Comment chaque système utilise l’énergie : la différence mécanique fondamentale
Un ascenseur de chantier entraîné par un mécanisme à crémaillère et pignon convertit l'énergie électrique directement en mouvement de rotation via un moteur électrique, qui entraîne un pignon le long d'une crémaillère de mât fixe. Le chemin énergétique est court et très efficace : moteur → boîte de vitesses → pignon → levage vertical. Les ascenseurs de construction modernes équipés d'entraînements à convertisseur de fréquence (VFD) atteignent des rendements moteurs de 90% à 95% dans des conditions de charge typiques.

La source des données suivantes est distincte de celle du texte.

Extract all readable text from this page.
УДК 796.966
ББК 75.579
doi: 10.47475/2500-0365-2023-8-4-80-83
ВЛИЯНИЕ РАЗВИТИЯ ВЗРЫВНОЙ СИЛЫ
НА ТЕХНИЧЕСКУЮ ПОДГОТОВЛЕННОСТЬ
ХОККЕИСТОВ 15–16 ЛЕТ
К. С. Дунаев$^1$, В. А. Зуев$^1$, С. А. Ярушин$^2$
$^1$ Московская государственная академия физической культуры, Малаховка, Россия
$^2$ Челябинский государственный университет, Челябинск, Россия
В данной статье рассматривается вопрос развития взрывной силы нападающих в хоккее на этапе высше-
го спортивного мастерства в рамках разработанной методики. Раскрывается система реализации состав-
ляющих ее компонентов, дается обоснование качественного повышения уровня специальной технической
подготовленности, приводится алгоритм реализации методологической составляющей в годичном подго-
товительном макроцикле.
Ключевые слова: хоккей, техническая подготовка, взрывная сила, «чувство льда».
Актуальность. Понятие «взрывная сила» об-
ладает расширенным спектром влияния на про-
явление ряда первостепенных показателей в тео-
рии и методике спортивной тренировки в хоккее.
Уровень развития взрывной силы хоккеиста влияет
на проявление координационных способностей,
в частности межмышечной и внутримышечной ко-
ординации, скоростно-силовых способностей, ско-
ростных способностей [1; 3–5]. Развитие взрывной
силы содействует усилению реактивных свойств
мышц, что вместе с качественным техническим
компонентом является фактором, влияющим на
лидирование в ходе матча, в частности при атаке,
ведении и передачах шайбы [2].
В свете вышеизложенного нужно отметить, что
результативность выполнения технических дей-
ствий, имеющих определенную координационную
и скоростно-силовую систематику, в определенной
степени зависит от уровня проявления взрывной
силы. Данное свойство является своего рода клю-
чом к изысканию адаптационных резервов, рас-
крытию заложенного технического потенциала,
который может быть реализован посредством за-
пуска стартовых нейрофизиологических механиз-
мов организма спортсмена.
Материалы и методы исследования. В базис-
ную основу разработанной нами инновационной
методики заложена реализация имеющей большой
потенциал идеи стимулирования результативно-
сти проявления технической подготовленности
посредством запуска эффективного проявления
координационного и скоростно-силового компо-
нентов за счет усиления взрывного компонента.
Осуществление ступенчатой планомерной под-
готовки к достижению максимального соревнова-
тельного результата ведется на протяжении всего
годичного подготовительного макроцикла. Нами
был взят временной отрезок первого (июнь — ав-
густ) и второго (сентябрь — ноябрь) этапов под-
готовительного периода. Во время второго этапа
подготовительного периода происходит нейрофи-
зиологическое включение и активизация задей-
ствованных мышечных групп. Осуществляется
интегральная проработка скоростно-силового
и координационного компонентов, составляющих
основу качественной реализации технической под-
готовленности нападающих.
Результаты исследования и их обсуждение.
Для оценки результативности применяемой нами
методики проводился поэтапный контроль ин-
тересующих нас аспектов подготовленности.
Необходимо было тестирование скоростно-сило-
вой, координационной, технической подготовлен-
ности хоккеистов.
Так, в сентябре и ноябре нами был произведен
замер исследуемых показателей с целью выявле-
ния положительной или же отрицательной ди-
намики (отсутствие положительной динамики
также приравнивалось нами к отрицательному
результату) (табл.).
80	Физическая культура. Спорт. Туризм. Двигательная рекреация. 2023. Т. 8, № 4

Les palans hydrauliques de chantier fonctionnent selon un principe fondamentalement différent. Un moteur électrique entraîne une pompe hydraulique qui met le fluide sous pression pour actionner un cylindre ou un moteur hydraulique qui déplace la cage. Cette conversion d’énergie en deux étapes – électrique vers hydraulique puis mécanique – introduit des pertes cumulatives à chaque étape. L’efficacité du système hydraulique varie généralement de 60% à 75% , ce qui signifie que pour 100 kWh prélevés sur le réseau, seuls 60 à 75 kWh effectuent des travaux de levage utiles. L'énergie restante est perdue sous forme de chaleur dans le fluide hydraulique, de friction de la pompe, d'étranglement des vannes et de résistance des tuyaux.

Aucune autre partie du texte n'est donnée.